A slide guitar loosely twangs. The ocean blue sky is sharply cut off by menacing red buttes and the orange plains of a Texan desert. Travis, a raggedy Harry Dean Stanton, trudges through the dust. His brother Walt (Dean Stockwell) is told of Travis’ whereabouts after four worrisome years, and travels to retrieve him. Travis stares out onto the horizon. “𝘞𝘩𝘢𝘵’𝘴 𝘰𝘶𝘵 𝘵𝘩𝘦𝘳𝘦?” asks Walt. Travis is silent. There is nothing out there, and that is what he is searching for. “𝘈 𝘱𝘭𝘢𝘤𝘦 𝘸𝘪𝘵𝘩 𝘯𝘰 𝘭𝘢𝘯𝘨𝘶𝘢𝘨𝘦, 𝘰𝘳 𝘴𝘵𝘳𝘦𝘦𝘵𝘴—𝘢 𝘱𝘭𝘢𝘤𝘦 𝘸𝘪𝘵𝘩 𝘯𝘰 𝘯𝘢𝘮𝘦.” As Nick Roddick once wrote, Wim Wenders’ sense of movement is to “𝘵𝘳𝘢𝘷𝘦𝘭 𝘢𝘸𝘢𝘺 𝘧𝘳𝘰𝘮, 𝘯𝘰𝘵 𝘵𝘰𝘸𝘢𝘳𝘥”. Escapism has never looked so romantic. But that’s why 𝘗𝘢𝘳𝘪𝘴, 𝘛𝘦𝘹𝘢𝘴 (𝟷𝟿𝟾𝟺) works; simply, because it does not.

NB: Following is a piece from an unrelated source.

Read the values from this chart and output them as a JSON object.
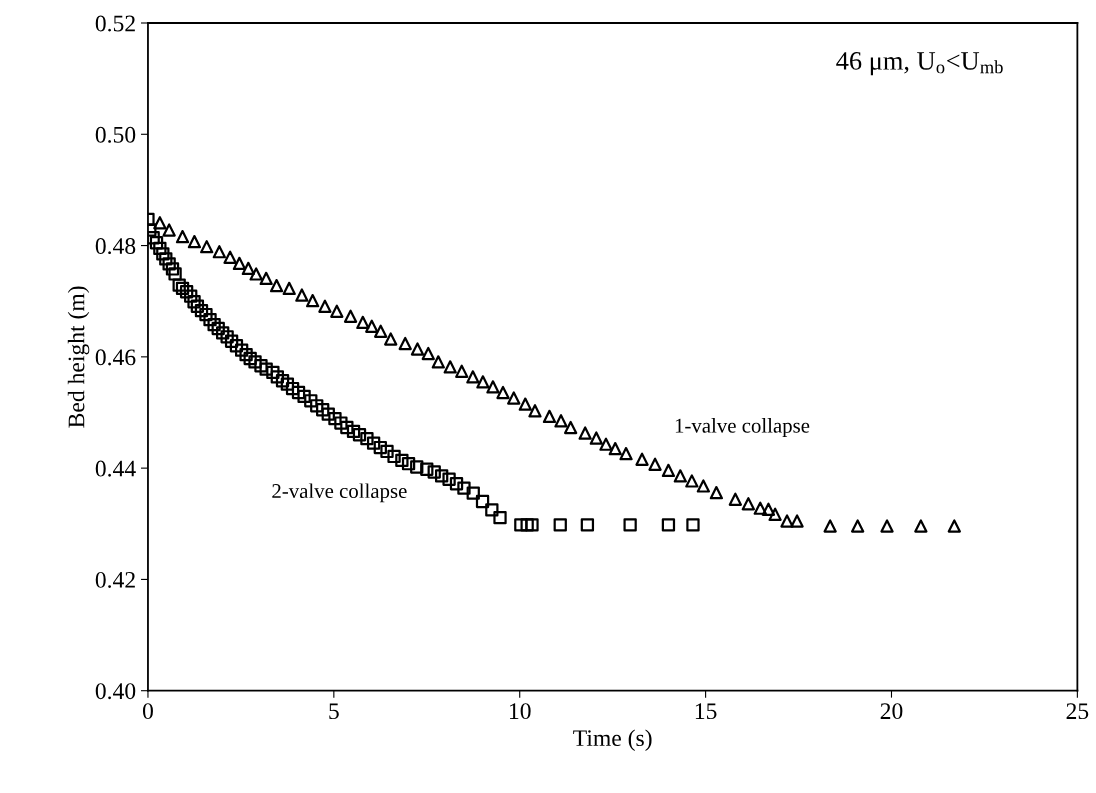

This isn’t more of my pretentious hogwash. The film is incessantly out-of-sorts. Travis walks through the desert with what we perceive as conviction, yet it’s only us who expect a destination. As he’s driven back into society by Walt, Robby Müller’s cinematography highlights the imposing differences of colour, as a neon-green gas station surrounds the red horizon underlining a black sky. Travis reunites with his son who, due to his absence, calls his Aunty Anne ‘mum’ (Aurore Clément), and Uncle Walt ‘dad’. Travis dreamily smiles at a crumpled picture of a vacant lot in Paris. “𝘛𝘩𝘪𝘴 𝘪𝘴 𝘗𝘢𝘳𝘪𝘴?” Walt inquires with uncertainty. “𝘐𝘵 𝘭𝘰𝘰𝘬𝘴 𝘫𝘶𝘴𝘵 𝘭𝘪𝘬𝘦 𝘛𝘦𝘹𝘢𝘴?”
Travis beams. “𝘐𝘵 𝘪𝘴.”
Everything is unparallel. And if the confines of the script are drenched in this metaphor of distance and catawampus, then the film’s genre has taken that literally and grown gills. Wenders films are often about the road, about moving, or a fear of stagnation. The road brings Travis back to Hunter, just as quick as it takes Hunter away from Anne and Walt. Father and son eat under a highway overpass, as if the city infrastructure is as glamorous as any nearby park. Hunter’s mother Jane (Nastassja Kinski) wires money through a drive-thru bank; Travis’ father was killed in a roadway car accident. The asphalt for Wenders is both an escape and a motive. 𝘗𝘢𝘳𝘪𝘴, 𝘛𝘦𝘹𝘢𝘴 is as much a film about the road home than it is about the road leaving it.
And it’s with these sentiments that Wenders contextualises what it means to be restless. The road-movie may have been a fleeting romance in 1984 (“𝘐𝘵’𝘴 𝘦𝘢𝘴𝘪𝘦𝘳 𝘵𝘰 𝘧𝘭𝘺, 𝘛𝘳𝘢𝘷,” rebukes Walt. “𝘐𝘵’𝘴 𝘧𝘢𝘴𝘵𝘦𝘳.”), but the anxiety of inertia, of sitting without fitting, is forever omnipresent. Travis didn’t leave the desert; he was taken from it—the constant low hum of passing motorbikes seem to call him back to the road. And as Jane kneels in front of a one-way mirror, misty-eyed at the man on the other side, we see Travis’ face reflecting onto hers. For a moment, the films awryness has brought them together.
But only when there’s a wall between them, and the lights are turned off.